L'accusation de conduite dangereuse causant des lésions corporelles ou la mort exige la preuve d'un lien de causalité entre la conduite du véhicule et de telles conséquences. À cet égard, la norme juridique applicable est que la conduite doit avoir contribué de manière appréciable aux lésions corporelles ou à la mort.
Par ailleurs, le Code de la sécurité routière (CSR) contient certaines dispositions relatives à la conduite d'un véhicule d'urgence. L'article 378 précise que le conducteur d'un véhicule d'urgence ne doit actionner les feux clignotants ou pivotants ou les avertisseurs sonores ou un dispositif de changement des signaux lumineux de circulation visés à l'article 255 dont est muni son véhicule, que dans l'exercice de ses fonctions et si les circonstances l'exigent. Il n'est alors pas tenu de respecter certaines dispositions du CSR.
Dans ce dossier, deux agents sont impliqués. Le premier n'a pas commis l'infraction de conduite dangereuse. En effet, alors qu'il était en accélération afin de tenter de rattraper l'homme, il l'a rapidement perdu de vue. Donc, il n'y a pas eu de poursuite à cette étape.

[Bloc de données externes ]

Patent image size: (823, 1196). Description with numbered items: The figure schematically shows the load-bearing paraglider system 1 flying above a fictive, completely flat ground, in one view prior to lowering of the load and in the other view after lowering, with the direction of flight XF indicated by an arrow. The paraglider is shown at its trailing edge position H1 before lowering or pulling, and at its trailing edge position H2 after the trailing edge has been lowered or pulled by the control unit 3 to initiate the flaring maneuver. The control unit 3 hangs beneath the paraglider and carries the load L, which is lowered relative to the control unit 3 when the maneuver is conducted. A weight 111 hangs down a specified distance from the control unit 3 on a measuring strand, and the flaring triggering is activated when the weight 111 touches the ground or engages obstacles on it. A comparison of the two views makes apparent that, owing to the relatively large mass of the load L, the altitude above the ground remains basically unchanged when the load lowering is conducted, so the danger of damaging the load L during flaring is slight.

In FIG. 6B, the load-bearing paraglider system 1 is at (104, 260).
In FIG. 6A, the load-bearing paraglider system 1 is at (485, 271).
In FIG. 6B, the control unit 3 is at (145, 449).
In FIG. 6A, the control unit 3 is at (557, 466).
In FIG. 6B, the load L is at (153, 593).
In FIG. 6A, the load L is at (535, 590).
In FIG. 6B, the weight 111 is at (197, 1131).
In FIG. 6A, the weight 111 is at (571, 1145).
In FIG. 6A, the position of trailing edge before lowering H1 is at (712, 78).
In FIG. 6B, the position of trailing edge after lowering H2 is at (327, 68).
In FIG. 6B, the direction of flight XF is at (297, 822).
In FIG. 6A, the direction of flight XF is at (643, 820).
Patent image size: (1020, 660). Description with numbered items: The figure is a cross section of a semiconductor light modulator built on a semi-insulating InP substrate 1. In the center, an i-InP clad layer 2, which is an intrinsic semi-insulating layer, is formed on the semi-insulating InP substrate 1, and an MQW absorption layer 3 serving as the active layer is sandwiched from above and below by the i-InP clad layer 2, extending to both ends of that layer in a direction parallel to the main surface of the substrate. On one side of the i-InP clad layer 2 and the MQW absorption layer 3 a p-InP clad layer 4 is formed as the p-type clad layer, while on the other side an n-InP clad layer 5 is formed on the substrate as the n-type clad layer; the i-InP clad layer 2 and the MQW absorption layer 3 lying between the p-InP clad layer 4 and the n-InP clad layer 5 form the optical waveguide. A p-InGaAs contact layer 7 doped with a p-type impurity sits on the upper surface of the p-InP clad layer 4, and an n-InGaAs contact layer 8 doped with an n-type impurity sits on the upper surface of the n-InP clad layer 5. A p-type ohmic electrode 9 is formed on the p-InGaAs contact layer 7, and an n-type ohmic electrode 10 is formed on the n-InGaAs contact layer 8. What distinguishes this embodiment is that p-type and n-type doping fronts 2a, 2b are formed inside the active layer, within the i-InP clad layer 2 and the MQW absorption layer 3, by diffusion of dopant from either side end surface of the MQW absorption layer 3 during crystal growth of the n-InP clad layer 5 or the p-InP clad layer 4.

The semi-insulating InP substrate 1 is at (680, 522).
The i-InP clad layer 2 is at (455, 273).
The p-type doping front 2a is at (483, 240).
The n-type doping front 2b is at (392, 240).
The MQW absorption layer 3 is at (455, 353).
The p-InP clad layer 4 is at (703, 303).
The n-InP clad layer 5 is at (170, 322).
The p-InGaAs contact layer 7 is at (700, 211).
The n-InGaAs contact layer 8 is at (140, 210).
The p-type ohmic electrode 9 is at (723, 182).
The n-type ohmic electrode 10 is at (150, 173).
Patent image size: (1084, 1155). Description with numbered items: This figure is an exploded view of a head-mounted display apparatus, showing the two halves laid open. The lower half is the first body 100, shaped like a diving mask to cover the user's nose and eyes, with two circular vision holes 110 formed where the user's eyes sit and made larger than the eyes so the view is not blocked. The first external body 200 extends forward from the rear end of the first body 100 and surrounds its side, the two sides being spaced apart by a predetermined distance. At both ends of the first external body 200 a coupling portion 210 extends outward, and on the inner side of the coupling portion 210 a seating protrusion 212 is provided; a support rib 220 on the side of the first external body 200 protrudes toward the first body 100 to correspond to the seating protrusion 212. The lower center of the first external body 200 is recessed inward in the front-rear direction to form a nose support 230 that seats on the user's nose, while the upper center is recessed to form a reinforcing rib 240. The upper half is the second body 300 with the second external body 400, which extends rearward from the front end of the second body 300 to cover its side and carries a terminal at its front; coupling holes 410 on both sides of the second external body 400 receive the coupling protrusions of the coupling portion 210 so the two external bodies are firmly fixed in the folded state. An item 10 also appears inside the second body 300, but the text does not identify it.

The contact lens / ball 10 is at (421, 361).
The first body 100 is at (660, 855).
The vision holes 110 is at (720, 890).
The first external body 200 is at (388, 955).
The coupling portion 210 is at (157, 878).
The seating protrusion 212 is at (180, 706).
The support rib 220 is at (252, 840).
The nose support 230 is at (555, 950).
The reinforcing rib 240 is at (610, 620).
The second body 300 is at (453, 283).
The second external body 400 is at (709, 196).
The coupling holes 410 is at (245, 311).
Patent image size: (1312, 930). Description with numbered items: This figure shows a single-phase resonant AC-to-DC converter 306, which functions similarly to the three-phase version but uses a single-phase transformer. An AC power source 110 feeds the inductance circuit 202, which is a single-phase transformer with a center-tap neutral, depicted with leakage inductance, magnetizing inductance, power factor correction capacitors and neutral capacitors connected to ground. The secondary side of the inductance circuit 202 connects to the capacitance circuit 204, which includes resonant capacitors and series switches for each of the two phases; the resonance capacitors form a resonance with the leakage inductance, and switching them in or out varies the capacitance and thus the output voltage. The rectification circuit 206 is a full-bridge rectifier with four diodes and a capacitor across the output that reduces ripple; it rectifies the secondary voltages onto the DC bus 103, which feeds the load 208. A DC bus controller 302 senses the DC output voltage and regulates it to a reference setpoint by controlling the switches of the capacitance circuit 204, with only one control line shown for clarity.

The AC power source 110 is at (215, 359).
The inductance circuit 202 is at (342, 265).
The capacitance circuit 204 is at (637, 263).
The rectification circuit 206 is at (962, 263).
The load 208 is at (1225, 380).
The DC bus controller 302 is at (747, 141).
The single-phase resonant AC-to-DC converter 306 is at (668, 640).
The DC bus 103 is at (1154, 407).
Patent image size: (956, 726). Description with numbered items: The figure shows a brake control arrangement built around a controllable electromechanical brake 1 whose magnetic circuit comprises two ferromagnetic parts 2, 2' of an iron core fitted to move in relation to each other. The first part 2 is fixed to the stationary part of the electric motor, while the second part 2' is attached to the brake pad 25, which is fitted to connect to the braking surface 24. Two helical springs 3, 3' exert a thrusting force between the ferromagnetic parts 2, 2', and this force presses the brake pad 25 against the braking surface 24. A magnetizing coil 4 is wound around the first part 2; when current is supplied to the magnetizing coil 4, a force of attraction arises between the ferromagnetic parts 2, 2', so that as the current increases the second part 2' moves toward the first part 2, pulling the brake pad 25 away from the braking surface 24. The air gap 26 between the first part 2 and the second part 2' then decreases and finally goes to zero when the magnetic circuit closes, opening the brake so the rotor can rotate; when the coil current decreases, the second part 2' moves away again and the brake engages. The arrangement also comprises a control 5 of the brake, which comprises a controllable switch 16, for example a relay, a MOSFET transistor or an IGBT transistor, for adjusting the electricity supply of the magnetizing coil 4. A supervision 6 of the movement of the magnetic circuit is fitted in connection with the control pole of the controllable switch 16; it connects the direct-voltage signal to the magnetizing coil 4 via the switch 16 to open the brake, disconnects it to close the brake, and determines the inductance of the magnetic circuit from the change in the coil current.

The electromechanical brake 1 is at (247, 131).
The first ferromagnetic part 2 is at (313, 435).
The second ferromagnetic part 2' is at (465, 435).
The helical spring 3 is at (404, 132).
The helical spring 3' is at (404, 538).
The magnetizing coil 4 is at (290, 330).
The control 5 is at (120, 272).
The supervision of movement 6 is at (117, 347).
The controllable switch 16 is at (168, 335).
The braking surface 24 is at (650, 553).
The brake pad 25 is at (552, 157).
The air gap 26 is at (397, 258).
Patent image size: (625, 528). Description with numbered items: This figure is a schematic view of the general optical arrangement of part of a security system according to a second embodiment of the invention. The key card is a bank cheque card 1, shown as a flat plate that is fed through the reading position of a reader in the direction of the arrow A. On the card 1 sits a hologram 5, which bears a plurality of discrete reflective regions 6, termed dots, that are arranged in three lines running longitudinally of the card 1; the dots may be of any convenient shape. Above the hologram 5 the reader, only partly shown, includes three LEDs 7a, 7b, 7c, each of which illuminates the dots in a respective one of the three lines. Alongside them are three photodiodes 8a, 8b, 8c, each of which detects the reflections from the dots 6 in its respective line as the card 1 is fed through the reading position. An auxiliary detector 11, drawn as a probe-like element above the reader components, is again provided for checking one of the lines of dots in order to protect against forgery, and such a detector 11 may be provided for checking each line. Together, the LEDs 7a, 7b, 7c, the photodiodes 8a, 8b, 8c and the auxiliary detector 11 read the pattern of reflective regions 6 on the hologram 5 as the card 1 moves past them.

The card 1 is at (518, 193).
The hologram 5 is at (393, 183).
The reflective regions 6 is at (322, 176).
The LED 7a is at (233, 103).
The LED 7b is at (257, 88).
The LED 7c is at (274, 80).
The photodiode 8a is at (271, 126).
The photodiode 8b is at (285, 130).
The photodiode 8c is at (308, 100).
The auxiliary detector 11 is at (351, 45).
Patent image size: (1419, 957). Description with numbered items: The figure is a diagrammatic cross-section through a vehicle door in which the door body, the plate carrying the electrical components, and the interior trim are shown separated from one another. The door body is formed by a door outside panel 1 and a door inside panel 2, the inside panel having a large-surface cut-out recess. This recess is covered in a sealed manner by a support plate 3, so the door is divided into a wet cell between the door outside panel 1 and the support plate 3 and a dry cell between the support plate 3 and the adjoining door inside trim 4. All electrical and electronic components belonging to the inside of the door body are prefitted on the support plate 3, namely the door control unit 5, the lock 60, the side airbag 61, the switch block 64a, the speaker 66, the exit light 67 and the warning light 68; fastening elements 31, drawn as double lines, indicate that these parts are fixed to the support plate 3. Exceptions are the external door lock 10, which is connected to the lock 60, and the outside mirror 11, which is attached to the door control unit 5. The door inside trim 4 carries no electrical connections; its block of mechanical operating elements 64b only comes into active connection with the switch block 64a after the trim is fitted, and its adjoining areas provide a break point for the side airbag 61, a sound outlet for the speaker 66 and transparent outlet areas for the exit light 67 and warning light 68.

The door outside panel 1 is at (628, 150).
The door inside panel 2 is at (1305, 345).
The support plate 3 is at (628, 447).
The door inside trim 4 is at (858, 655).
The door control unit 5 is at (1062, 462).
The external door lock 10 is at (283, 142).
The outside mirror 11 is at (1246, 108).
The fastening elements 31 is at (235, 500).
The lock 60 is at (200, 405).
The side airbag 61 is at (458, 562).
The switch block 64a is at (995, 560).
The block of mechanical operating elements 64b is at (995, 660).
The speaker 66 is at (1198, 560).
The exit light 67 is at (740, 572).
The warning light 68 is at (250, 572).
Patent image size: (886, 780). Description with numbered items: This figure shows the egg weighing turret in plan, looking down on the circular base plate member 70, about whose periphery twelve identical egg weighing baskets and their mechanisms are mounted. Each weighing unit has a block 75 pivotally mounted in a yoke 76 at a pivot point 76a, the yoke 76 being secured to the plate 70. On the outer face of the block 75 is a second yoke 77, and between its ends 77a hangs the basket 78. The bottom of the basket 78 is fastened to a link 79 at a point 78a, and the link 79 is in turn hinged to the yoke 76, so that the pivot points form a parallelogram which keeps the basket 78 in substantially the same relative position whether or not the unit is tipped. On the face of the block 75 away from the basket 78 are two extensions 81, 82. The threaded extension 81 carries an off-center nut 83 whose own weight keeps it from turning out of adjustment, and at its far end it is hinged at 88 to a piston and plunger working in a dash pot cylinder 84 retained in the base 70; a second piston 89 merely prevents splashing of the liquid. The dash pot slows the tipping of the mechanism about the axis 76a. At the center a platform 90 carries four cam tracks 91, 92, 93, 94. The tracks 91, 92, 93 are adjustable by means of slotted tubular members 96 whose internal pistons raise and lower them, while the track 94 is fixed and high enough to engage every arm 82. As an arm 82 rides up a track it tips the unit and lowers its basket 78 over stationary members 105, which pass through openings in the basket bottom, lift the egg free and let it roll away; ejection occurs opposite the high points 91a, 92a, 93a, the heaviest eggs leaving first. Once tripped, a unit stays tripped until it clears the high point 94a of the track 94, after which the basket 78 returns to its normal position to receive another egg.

Quant au second agent, la preuve révèle qu'il tentait de rejoindre l'homme, mais ce dernier était loin devant lui. L'accident subi par l'homme ne résulte donc pas de la conduite du policier et aucun élément ne tend à établir qu'il a commis une infraction criminelle à cette occasion.
Conséquemment, à la suite de son analyse, le DPCP est d'avis que la preuve ne révèle pas la commission d'une infraction criminelle par les policiers de la SQ impliqués dans cet événement.
Le DPCP fournit, au nom de l'État, un service de poursuites criminelles et pénales indépendant de toute considération de nature politique, et ce, de façon à préserver l'intégrité du processus judiciaire tout en assurant la protection de la société, dans la recherche de l'intérêt de la justice et de l'intérêt public, de même que dans le respect de la règle de droit et des intérêts légitimes des personnes victimes et des témoins.
Chaque dossier soumis au DPCP est analysé avec rigueur et impartialité. La norme qui guide les procureurs concernant l'opportunité d'entreprendre une poursuite est prévue à la directive ACC-3. En droit criminel, le fardeau de la preuve que doit satisfaire la poursuite est très exigeant. En raison du principe de la présomption d'innocence, la poursuite doit en effet faire une démonstration hors de tout doute raisonnable de la culpabilité de l'accusé devant le tribunal.
La décision de poursuivre ou non est une décision discrétionnaire prise par le procureur dans l'exécution de ses obligations professionnelles sans crainte d'ingérence judiciaire ou politique et sans céder à la pression médiatique. Par ailleurs, ce n'est pas la tâche du procureur de se prononcer sur une possible faute civile ou déontologique. Il ne cherche que les éléments lui permettant de conclure qu'un acte criminel a été commis et de déterminer s'il peut raisonnablement en faire la preuve. Il ne lui appartient pas non plus de formuler des commentaires ou des recommandations concernant les méthodes d'intervention policière.
La publication des motifs qui étayent la décision de ne pas porter d'accusation dans certains dossiers revêt un caractère exceptionnel et s'appuie sur des lignes directrices.